Ruvén Afanador’s 2009 photograph titled "Ruth Bader Ginsburg":
An example of Julie Torres's works, titled "All I Ask":
(Court Documents).
According to Creative, Torres explicitly omitted Afanador's name and copyright information, and refused to acknowledge or credit the photographer. Torres also improperly authorized the public display of her art featuring Afanador's photo at the Metropolitan Museum of Art in New York City and other art galleries. The galleries were not named as parties in the lawsuit.
Torres moved to dismiss the agency’s copyright infringement claim, arguing the commercial photography agency – which doesn’t actually hold copyrights in the photo – lacks standing. Indeed, the Copyright Act contains a statutory standing requirement: to have statutory standing to bring an action for copyright infringement, a plaintiff must be the legal or beneficial owner of an exclusive right in a protected work. “Exclusive rights” are defined in Section 106 of the Copyright Act and include (in relevant part) the right to reproduce the copyrighted work, prepare derivative works based upon the copyrighted work, and distribute copies of the copyrighted work.
Creative argued that its agreement with Ruvén Afanador granted the agency the exclusive rights not just to sell his photographs, but to license them too. But Judge Boulee found that the plain language of Creative’s agreement with Afanador simply makes the agency Afanador's exclusive agent, and not his exclusive licensee. Even if the agreement did convey to Creative an exclusive license – which it does not – the agreement does not contain language suggesting that it confers to the agency “the exclusive right to authorize the preparation of derivative works based upon the copyrighted work.” And a plaintiff cannot sue for infringement of the right to prepare derivative works unless that plaintiff actually holds that particular right.
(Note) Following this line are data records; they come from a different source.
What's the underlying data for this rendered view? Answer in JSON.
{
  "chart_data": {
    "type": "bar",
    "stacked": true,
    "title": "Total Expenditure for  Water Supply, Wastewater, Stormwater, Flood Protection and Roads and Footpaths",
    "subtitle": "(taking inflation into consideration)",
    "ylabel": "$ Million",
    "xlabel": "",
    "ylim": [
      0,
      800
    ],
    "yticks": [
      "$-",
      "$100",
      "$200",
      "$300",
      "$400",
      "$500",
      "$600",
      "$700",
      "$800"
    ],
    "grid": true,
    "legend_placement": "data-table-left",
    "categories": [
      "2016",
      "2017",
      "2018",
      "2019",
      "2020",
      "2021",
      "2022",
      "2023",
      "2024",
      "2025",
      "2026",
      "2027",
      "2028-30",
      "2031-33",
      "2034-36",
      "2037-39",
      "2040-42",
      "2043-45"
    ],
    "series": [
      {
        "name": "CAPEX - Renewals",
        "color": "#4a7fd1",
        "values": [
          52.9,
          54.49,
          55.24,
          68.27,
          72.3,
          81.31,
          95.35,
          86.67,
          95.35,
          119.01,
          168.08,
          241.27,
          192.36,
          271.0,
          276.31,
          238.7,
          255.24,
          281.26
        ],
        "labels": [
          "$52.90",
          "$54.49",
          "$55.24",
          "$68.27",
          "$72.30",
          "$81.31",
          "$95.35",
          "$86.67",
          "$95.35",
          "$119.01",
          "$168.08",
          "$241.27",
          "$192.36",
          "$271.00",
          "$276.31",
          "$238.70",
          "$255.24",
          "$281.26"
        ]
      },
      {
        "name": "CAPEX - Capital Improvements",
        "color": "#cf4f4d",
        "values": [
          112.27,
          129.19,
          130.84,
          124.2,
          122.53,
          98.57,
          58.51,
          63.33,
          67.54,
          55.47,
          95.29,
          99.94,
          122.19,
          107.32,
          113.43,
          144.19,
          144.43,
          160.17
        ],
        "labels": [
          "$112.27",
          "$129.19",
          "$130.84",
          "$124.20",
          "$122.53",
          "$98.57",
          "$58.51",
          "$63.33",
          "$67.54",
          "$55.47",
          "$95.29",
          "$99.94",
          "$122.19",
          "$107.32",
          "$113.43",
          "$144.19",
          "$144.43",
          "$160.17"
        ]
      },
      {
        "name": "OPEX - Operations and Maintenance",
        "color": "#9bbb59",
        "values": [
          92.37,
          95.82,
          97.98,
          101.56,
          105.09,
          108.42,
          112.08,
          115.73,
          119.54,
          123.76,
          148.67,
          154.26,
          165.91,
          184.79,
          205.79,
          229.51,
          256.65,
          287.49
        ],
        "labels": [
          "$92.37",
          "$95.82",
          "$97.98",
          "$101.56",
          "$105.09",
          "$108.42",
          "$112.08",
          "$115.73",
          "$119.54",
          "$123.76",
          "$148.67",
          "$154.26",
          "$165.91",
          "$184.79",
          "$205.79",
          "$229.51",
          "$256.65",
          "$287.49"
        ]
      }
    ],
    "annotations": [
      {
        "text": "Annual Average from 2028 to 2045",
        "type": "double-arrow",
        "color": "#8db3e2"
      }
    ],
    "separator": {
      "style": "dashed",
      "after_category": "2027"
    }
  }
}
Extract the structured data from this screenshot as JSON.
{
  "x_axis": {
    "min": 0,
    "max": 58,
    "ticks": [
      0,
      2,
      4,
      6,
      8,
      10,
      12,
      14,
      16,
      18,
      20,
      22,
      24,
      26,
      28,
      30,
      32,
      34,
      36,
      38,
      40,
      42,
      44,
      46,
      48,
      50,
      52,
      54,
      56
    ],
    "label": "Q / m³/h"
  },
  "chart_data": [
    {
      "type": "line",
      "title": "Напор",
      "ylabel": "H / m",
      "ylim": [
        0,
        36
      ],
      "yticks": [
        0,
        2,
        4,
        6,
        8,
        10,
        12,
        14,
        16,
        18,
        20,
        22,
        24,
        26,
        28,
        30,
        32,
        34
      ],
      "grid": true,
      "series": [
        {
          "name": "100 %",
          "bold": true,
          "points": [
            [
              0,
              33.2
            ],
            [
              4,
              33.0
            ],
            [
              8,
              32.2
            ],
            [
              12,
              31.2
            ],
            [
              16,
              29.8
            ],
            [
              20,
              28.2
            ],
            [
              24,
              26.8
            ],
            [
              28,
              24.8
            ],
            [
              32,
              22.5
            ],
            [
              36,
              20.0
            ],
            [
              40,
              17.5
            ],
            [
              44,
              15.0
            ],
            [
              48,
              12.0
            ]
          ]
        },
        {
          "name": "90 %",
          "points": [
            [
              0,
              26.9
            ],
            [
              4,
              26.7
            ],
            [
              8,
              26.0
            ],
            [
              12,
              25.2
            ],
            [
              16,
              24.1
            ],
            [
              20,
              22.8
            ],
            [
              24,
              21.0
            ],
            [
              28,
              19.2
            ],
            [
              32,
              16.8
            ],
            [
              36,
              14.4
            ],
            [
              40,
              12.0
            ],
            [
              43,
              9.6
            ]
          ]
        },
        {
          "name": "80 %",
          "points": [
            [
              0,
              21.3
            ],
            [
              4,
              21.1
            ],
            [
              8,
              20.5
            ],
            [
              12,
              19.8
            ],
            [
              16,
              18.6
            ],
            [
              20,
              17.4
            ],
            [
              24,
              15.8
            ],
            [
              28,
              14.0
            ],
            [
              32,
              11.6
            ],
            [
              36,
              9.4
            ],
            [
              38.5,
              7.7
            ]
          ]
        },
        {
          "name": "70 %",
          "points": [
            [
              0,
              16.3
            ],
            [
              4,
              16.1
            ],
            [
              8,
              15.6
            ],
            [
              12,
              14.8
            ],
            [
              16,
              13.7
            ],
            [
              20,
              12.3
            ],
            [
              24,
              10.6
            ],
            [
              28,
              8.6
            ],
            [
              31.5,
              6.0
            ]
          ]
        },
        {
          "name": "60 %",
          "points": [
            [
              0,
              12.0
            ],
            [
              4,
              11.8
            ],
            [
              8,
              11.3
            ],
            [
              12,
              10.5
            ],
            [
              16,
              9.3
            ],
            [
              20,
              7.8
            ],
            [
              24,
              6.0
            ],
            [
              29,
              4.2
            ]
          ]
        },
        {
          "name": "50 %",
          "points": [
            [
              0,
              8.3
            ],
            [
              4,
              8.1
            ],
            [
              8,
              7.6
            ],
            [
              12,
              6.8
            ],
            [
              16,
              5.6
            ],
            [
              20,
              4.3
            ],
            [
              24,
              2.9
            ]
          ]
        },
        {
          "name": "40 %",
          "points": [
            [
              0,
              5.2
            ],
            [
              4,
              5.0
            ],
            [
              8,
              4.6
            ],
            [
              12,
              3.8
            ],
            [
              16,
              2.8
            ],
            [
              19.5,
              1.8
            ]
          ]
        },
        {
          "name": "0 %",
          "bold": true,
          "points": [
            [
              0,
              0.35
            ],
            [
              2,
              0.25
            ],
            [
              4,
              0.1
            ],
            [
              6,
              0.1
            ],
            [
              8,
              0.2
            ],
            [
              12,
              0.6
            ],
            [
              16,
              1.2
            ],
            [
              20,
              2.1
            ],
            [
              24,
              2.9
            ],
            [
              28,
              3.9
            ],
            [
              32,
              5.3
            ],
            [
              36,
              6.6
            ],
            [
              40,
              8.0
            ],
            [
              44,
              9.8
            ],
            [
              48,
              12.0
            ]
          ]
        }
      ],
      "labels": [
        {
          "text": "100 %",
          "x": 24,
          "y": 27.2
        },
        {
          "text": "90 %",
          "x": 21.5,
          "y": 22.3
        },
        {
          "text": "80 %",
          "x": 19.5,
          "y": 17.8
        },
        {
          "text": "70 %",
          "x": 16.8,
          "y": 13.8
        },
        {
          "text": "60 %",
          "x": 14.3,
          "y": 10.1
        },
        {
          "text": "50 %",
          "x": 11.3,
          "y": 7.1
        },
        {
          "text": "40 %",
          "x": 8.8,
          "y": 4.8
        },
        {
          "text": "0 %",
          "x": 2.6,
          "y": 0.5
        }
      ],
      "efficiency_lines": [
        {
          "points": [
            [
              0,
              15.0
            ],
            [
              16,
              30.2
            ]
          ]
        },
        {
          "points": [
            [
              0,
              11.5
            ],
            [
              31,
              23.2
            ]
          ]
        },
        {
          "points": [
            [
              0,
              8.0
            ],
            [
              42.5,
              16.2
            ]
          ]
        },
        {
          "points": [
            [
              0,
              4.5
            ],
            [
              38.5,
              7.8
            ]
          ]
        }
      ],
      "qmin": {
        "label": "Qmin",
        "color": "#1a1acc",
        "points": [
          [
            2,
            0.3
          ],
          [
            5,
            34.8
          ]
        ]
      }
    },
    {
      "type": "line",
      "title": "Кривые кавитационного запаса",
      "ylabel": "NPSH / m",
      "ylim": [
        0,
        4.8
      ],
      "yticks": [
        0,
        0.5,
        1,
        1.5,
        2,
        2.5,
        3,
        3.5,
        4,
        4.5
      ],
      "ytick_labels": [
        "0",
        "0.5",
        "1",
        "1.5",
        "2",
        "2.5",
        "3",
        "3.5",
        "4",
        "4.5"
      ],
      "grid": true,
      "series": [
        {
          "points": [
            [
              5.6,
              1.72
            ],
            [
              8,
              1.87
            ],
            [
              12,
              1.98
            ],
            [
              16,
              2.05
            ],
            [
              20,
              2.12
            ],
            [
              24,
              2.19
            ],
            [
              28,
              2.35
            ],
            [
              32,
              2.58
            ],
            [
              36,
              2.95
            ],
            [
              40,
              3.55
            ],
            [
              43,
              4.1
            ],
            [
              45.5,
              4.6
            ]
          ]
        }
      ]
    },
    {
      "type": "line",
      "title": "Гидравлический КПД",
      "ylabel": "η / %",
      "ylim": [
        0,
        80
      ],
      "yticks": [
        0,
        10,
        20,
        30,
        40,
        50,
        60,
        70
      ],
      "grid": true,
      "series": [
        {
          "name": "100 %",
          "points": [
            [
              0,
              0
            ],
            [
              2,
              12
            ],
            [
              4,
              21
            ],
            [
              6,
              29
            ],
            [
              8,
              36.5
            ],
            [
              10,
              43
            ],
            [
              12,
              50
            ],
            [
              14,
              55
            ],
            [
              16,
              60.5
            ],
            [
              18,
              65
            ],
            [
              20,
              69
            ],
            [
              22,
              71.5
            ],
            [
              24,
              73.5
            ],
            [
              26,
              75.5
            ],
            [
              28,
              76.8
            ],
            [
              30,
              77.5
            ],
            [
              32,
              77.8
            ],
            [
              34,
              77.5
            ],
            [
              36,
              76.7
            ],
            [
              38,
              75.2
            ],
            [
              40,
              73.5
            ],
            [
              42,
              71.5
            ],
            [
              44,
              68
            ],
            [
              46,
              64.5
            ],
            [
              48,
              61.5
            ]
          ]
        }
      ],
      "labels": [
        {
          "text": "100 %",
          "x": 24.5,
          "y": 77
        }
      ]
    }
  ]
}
In other words, the conveyance of one exclusive right (e.g., the right to distribute) does not confer standing to enforce a different exclusive right (e.g., the right to prepare derivative works).
The court declined to address Torres’ fair use argument, noting that fair use requires a fact-intensive analysis and, for that reason, it is improper to analyze the affirmative defense of fair use on a motion to dismiss. Creative Photographers has 14 days to file an amended complaint.